Late last week, my husband and I noticed a couple spots around our dog’s bed. We noticed a couple more the next day, but did not see them anywhere else. We checked his feet, mouth, etc. and did not see anything. Finally on Saturday, we were both home watching him and saw a tiny drop of nasal fluid mixed with blood drop from his nose while sleeping. We realized he, of course, licks this when he is awake.
We called our vet, who was getting ready to close on Saturday. He referred us to take him to the emergency vet, even though we explained it was not an acute nosebleed and thought it could wait until Monday. Regardless, we take him to the emergency vet who does an exam, draws blood, and takes some x-rays. He’s a big labradoodle that is 9.5 years old, very active, and on previcoxx. His WBC were normal, one liver enzyme was borderline elevated (could be from previcoxx, so we are reducing dosage and will re-check labs), no fever, no other visual abnormalities. After spending a fortune on the skull, neck, chest x-rays, we were basically told they are difficult to read but don’t show anything glaring. We were sent home with an antibiotic in case it is a respiratory infection.
We have now determined the bloody draining is only coming from his right nostril. He has been on the antibiotics since Saturday. I am inclined to give it a few more days before we go to a specialty clinic to have him “scoped.”
I love this dog, but he is my husband’s pride and joy. He loves this dog more than me, no doubt. Realistically, I know it could be totally fine and just a respiratory infection or could be terrible and some hidden mass.
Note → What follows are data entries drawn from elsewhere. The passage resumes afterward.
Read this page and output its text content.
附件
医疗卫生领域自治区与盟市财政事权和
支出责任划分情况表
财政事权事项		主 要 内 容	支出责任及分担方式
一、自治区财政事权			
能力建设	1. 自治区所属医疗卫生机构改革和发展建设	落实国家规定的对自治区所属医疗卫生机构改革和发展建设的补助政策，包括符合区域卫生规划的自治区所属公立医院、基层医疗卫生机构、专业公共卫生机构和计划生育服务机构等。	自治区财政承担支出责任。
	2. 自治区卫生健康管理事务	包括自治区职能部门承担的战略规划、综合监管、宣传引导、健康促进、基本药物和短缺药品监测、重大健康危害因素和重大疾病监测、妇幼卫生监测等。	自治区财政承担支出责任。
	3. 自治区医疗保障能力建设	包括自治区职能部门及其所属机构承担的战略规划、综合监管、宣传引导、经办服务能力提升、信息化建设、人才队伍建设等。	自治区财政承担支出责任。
I keep thinking that I need to give the antibiotics time to work – how long would that be?
If the antibiotics do not result in improvement, I think the odds of it being something serious are more likely. Are there questions I should ask?
Any advice would be appreciated. Right now, he seems fine. Not quite as playful, but we are honestly trying to keep him from running around like crazy. Fingers crossed the antibiotics do the trick.